8. Consider that any bags, briefcases, backpacks or even books and magazines may be employed as a protective barrier against a knife, impact weapon or even someone’s fist. Keep in mind that these shields may be temporary but they could allow you to create time and space to deploy a weapon.
Because of all of these things and more, attacks in and around parking lots and garages are something you must plan for. These situations are very dynamic and evolve very rapidly and must be assessed and dealt with within the circumstances.
There are numerous areas that you must consider when dealing with any situation around your vehicle including exiting seat belts or deploying weapons both inside and outside the vehicle. You must consider scenarios such as how to deal with an attacker who has you pinned on the hood or who has shoved you in the back of your SUV and climbed on top of you.
Combine this with the conditions you will have to operate under, and you are facing a very serious, critical incident without proper training and rehearsal, such as I offer for counter-ambush training in my Immediate Vehicle Oriented Combat Program.

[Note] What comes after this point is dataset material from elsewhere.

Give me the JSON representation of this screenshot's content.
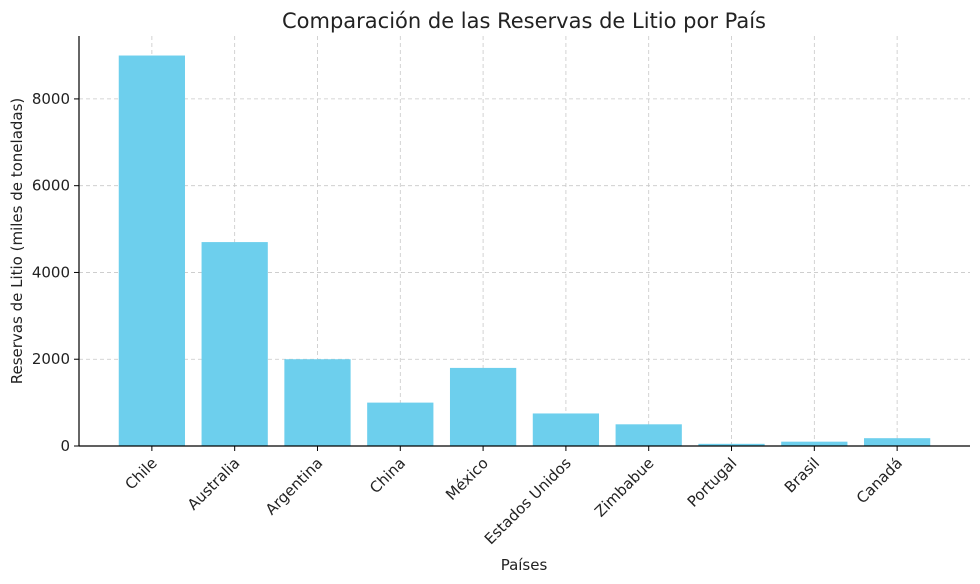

Use the above priorities as a guideline to establishing some basic standard operating procedures in parking lots and garages. And remember that in the absence of professional instruction or for those who have received poor training in this subject, you can gain important insight into how you would respond to an ambush situation and even gain new tactics by employing visualization.
For this, you don’t need any fancy equipment or instructor because it is simply using your own mind to run through different scenarios and how you respond. This type of critical-incident rehearsal is actually very effective in helping you prepare for the fight of your life.
In fact, here is a little homework assignment: Imagine it’s nighttime. You’re moving toward your vehicle in a parking lot, when you get the strange sensation that you are being followed. You can see your car and it is only 15 more feet to the driver’s door. Your heartbeat hastens as you run through your options. You hear footsteps behind you. As you look over your shoulder, there is a dark shadowy figure of a man 20 feet behind you and closing quickly.
Can you click that key fob, open the door, get in and lock the doors? What if he has a gun or knife? What if you can’t get into the car, what will you do? What will you do if you open the car door but as you are about to close it, the attacker stops you and begins his or her assault?
Use mental imagery to imagine what you will do in these situations. Always imagine that you are the victor in the outcome and keep rehearsing until you have a plan of action!